Every Child will have the best opportunities in life

The values underpinning the Strategy are:

Vision and Values

The Priorities set within the Strategy are as follows:

Priority 1: Nurturing children and young people’s healthy development, aspirations and achievement.
Priority 2: Children and young people grow up happy and resilient against adversity.
Priority 3: Children and young people grow up safe and feel safe from harm and abuse.
Priority 4: Children and young people grow up to be engaged and contributing adults in a safe and supportive community.

The Family Placement Service is one of many services provided for children that help to achieve this vision. The Family Placement Service will work collaboratively with providers of services to children across statutory and non statutory sectors to provide the best support to children and young people.
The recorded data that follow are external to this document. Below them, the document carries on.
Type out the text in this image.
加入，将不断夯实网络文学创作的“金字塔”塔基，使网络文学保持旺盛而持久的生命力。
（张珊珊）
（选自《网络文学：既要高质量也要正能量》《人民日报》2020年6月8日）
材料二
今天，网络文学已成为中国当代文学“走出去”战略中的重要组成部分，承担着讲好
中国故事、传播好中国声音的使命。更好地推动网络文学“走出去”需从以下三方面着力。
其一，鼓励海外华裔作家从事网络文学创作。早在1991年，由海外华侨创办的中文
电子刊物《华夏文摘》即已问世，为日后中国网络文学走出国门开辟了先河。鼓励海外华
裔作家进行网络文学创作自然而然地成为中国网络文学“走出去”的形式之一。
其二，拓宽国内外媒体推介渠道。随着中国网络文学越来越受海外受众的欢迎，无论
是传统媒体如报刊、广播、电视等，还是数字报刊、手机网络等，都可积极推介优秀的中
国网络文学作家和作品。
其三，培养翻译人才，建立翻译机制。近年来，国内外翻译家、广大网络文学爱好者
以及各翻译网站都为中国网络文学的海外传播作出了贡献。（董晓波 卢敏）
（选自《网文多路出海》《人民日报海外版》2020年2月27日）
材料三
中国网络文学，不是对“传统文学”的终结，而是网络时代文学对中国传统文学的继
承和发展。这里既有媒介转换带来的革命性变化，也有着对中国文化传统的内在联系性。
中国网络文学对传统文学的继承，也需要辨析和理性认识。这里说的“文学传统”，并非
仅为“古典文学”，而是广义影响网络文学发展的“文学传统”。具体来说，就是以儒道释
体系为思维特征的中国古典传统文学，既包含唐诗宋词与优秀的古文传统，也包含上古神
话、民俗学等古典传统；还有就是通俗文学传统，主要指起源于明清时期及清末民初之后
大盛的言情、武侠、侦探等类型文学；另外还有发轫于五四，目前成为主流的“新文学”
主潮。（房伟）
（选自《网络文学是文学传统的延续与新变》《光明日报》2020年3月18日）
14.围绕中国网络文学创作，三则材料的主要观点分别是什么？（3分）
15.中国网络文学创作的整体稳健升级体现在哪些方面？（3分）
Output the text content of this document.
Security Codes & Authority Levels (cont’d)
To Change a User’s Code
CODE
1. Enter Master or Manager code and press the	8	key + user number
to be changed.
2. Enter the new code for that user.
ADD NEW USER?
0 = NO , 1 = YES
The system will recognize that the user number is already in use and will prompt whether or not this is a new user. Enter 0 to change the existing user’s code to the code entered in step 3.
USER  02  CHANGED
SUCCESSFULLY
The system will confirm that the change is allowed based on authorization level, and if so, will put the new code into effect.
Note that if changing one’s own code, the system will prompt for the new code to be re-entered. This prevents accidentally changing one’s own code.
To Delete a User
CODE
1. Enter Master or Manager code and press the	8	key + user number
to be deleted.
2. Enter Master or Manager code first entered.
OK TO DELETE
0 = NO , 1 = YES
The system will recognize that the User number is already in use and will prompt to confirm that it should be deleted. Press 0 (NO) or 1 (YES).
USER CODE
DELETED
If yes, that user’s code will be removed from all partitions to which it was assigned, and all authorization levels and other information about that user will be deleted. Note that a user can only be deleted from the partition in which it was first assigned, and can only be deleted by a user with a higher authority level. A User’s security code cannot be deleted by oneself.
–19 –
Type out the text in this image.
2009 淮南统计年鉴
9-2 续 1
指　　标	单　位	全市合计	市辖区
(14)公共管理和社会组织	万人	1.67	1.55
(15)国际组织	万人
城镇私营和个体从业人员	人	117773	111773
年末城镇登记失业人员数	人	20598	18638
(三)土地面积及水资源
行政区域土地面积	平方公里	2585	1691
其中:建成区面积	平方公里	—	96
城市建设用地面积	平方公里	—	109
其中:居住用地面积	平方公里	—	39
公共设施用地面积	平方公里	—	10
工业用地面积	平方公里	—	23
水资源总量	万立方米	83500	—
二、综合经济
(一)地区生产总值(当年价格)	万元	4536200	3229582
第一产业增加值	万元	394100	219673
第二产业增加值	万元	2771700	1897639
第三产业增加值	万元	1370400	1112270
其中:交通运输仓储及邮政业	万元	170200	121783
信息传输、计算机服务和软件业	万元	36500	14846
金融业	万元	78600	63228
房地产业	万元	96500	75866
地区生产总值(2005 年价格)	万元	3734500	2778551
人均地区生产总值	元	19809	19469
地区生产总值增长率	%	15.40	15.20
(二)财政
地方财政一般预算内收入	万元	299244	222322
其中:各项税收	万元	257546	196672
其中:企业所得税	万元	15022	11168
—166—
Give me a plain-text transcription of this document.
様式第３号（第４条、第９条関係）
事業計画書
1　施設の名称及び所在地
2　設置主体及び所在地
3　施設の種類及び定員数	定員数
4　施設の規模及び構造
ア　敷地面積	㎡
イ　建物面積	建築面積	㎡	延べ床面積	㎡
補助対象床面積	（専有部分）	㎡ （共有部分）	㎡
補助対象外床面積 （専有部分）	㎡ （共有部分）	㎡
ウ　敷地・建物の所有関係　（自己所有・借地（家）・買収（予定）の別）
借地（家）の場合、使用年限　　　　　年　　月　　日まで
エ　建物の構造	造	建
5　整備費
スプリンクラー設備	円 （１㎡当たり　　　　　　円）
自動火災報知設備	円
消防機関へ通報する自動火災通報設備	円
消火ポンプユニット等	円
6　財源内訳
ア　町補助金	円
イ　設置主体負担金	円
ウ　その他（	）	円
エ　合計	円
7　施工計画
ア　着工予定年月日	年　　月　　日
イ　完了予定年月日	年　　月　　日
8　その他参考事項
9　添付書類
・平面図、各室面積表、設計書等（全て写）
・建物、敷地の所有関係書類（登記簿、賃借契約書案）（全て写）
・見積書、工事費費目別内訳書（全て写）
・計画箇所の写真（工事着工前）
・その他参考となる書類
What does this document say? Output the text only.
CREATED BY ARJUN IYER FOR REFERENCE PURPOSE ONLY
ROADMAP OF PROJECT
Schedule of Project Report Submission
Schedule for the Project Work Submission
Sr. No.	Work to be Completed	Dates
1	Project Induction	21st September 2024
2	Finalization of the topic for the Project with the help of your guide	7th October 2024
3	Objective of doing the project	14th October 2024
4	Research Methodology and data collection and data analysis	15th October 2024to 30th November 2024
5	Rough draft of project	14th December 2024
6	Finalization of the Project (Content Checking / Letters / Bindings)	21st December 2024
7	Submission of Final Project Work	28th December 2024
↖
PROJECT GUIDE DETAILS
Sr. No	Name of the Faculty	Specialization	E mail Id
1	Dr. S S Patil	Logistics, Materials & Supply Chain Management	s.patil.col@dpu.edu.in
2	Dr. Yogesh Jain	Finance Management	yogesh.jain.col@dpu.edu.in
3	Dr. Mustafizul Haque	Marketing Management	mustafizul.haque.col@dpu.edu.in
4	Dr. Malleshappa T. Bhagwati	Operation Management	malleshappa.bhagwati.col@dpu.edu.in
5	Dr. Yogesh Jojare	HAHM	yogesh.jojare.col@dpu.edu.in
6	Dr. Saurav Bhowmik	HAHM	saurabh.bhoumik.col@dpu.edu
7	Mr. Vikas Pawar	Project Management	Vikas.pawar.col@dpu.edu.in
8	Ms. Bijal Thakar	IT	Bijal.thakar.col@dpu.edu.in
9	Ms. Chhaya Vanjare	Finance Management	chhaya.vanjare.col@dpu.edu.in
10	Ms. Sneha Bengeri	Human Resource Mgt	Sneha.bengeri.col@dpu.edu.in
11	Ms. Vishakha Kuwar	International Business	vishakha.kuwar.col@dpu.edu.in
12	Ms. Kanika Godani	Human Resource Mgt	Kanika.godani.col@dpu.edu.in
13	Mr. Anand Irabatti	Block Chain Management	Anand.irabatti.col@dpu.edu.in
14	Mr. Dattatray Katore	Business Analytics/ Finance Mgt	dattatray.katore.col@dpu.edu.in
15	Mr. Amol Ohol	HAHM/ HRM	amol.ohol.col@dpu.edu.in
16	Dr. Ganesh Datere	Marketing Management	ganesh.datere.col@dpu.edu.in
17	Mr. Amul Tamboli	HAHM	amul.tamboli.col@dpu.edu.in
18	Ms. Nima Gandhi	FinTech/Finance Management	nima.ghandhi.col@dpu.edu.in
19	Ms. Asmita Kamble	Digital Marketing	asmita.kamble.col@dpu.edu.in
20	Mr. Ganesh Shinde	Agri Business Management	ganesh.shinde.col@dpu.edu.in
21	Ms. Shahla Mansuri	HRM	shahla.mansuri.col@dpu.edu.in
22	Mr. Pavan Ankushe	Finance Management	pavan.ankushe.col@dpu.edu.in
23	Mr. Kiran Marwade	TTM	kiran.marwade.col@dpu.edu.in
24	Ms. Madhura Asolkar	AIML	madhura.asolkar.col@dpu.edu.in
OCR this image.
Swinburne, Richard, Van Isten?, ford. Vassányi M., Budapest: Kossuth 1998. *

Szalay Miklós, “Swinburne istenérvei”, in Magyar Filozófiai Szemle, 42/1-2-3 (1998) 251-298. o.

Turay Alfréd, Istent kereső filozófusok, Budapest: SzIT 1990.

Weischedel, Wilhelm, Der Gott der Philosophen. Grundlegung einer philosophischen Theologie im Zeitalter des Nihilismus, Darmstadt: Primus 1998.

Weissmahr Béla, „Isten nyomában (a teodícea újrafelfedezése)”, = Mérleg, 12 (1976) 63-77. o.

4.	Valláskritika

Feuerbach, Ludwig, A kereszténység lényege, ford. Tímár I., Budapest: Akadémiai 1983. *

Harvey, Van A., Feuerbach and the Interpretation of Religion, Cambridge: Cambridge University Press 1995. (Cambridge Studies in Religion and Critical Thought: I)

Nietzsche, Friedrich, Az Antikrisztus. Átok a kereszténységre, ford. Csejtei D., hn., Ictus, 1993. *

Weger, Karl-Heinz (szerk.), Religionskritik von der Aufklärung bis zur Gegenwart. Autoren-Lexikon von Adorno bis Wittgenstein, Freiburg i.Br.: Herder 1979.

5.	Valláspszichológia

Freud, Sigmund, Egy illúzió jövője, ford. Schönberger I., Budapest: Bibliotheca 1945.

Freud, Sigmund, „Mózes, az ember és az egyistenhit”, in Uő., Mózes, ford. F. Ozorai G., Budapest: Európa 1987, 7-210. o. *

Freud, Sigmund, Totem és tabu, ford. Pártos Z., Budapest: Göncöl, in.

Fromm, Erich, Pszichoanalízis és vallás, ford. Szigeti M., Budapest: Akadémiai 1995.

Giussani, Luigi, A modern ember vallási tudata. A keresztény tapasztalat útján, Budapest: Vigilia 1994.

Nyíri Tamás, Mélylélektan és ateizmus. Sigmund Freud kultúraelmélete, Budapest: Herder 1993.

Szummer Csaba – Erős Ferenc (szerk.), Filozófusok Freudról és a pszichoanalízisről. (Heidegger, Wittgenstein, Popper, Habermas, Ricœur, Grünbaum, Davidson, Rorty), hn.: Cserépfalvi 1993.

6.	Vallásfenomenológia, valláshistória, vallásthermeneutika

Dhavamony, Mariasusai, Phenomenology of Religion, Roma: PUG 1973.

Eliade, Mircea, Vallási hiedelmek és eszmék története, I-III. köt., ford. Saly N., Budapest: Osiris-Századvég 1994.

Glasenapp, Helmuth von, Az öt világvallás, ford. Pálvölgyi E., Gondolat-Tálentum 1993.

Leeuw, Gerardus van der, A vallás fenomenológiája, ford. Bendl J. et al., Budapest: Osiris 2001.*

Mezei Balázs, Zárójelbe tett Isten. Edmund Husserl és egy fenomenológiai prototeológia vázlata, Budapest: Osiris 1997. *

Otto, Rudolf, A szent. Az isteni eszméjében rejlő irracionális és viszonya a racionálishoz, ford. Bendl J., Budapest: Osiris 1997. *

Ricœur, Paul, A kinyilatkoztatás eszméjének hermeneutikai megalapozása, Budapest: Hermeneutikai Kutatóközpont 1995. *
The Family Placement Service is child-centred and aims to provide high quality foster care and adoptive placements for the children of the Island who cannot, for a period of time or permanently live with their own birth family through the provision of the services described in this Statement of Purpose.

Fostering Service

The Family Placement Service provides a fostering service with around 65 registered foster carers including Family & Friends Foster Carers offering in the region of 55-60 placements to children at any one time.

1. Aims, Objectives and Principles

To make a positive and lasting difference to the lives of children and young people in care.

The needs, wishes and safety of children in care are at the centre of the Family Placement Service. We believe that all children and young people needing substitute care have the right to live within a safe, supportive and nurturing family environment, which meets their needs and enables them to realise their full potential.

The Family Placement Service will strive to:

  • Provide the highest quality of care for children through the provision of approved foster carers who can offer a safe, caring and supportive environment to children and young people;
  • Promote an atmosphere of partnership and co-operation so that all those involved in the care of a child or young person are working together to promote their best interests and to meet their needs in respect of health, education, welfare, identity, ethnicity, culture and emotional wellbeing;
  • Recruit, assess, train, support and supervise a wide range of foster carers who can meet the diverse needs of children and young people who need foster placements;
  • Assess, train, support and supervise friends and family carers who are specifically approved to care for a child who is a member of their extended family or who is otherwise already known to them;
  • Continuously improve our placement support and training to enable carers to continue to offer high quality care in meeting the needs of children and young people;
  • Ensure fostering staff are provided excellent supervision, training and development to enable them to offer high quality supervision and support to foster carers;
  • Work in a way that is non discriminatory and respects gender, sexuality, religion and ethnicity.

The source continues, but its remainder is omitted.